Today we’re hosting yet another trail ride. I’m not at all apprehensive; in fact, I’m looking forward to going out with a larger group. What’s brought about this change of attitude? The answer is that I’ve repeatedly put myself in situations in which I’ve had to confront what I perceived to be very real fears. Last summer’s trek comes to mind, as does the competitive trail ride. But there have been many challenges in between. The desire to ride has always superseded my fear threshold.
First, Tinni and I became a team. Now, Raudi and I are a team. It was difficult parting with him for the summer, but perhaps a good thing because he became my default horse, which is the one I rode when I had concerns about riding Raudi. His absence has forced me to ride Raudi, and I’m now more than okay with this.
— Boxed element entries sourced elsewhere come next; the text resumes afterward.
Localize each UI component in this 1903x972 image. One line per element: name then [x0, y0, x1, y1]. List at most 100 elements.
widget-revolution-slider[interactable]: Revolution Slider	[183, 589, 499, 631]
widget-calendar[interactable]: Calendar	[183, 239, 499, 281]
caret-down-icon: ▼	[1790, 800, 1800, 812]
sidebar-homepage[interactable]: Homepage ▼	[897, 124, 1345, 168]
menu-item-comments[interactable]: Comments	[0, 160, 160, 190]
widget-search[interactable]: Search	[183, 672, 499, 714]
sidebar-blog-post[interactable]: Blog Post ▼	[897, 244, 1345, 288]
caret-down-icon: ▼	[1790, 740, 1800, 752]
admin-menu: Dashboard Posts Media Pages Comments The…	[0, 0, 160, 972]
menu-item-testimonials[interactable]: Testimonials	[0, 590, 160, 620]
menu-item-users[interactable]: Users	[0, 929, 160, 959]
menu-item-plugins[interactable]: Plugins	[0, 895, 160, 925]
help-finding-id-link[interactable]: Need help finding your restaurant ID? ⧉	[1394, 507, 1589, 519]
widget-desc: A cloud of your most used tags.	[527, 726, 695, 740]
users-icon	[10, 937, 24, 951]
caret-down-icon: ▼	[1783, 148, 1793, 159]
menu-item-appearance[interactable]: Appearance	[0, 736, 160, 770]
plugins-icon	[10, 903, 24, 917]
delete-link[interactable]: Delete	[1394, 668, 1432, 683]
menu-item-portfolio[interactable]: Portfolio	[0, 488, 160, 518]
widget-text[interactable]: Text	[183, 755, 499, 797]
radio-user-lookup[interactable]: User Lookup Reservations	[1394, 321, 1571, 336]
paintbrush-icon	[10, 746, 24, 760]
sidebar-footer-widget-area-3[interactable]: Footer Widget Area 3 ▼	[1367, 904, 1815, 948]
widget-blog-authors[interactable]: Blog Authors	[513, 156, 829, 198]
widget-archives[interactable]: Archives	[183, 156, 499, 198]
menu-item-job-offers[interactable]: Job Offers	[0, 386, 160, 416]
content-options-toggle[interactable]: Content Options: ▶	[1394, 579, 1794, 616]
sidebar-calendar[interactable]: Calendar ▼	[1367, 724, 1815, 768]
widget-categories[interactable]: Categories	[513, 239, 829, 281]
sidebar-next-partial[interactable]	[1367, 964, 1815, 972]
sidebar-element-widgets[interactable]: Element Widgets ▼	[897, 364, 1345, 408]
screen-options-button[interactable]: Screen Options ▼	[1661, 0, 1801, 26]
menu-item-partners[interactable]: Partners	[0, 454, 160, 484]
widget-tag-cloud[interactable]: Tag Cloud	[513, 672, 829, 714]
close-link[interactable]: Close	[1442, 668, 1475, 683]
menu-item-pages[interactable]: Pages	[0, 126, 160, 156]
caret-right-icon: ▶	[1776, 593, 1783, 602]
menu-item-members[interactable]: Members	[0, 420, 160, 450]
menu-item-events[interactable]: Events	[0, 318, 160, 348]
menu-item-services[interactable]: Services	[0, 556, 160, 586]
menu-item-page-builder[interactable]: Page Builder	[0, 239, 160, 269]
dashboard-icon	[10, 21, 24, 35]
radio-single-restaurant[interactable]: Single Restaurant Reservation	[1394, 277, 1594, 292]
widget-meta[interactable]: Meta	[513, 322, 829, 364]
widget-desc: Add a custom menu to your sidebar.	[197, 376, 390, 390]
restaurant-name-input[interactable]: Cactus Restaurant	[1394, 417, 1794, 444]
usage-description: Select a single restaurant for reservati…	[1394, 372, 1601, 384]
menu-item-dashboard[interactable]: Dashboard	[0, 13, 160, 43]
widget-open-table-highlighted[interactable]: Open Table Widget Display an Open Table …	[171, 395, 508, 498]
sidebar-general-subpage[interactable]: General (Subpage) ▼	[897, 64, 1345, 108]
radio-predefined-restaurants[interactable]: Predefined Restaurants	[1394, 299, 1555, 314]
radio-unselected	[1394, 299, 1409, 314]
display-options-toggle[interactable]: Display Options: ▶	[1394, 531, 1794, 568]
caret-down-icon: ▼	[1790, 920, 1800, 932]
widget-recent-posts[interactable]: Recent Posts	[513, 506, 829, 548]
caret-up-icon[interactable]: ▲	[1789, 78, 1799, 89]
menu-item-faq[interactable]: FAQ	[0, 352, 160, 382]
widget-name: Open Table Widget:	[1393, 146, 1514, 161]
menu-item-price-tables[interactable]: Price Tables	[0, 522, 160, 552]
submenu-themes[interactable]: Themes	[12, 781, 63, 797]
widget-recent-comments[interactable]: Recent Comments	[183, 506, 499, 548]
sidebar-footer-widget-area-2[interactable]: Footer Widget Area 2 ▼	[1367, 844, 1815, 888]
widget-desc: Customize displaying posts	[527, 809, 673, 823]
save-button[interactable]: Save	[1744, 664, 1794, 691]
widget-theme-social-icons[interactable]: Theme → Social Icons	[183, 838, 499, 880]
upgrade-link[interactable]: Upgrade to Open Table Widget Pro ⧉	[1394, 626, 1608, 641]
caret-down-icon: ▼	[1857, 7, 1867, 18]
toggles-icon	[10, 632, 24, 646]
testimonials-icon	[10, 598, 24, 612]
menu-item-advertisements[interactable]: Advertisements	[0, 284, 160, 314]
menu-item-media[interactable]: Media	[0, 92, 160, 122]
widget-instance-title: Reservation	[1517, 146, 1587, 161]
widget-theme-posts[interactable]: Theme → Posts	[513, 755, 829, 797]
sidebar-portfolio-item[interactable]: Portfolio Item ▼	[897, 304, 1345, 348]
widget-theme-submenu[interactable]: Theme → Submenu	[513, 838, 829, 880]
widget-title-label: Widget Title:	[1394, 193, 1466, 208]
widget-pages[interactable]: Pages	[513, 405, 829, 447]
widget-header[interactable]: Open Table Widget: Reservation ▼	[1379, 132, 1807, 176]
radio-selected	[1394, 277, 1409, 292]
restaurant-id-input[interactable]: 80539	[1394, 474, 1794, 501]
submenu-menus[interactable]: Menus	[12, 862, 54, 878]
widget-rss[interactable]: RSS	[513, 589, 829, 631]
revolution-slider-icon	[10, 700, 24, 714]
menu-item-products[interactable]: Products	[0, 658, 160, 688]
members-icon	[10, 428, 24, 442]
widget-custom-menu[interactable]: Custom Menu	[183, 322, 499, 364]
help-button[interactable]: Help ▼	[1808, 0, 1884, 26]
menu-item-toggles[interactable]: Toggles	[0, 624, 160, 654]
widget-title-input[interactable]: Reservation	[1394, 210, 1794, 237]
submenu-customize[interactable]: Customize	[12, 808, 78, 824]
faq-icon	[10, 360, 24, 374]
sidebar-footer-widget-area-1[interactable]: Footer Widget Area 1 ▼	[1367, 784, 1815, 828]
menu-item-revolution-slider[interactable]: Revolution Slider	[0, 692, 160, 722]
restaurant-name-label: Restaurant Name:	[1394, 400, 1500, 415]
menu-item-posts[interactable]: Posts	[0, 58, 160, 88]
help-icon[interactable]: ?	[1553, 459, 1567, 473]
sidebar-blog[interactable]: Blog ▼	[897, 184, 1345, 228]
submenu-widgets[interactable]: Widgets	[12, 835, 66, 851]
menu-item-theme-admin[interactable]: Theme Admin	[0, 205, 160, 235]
His job in life has been to instill confidence in up-and-coming riders. And he’s continuing to do this. Now Mike, Vicki’s husband, is riding him.
Raudi and I are now doing things that I previously would have thought impossible, like going down steep hills in the company of other horses. When in Portland, I purchased a protective vest. It now seems like this was after the fact because she’s now more reliable and I’m more confident. But I’m going to wear this vest because the unforeseen can happen. Plus, this safety measure will serve as an example for others, who might say – when I saw that Vicki was wearing one – this is a good idea. I also recently purchased a new helmet.
The sun’s now shining brightly. It’s the perfect day for a barbecue/trail ride.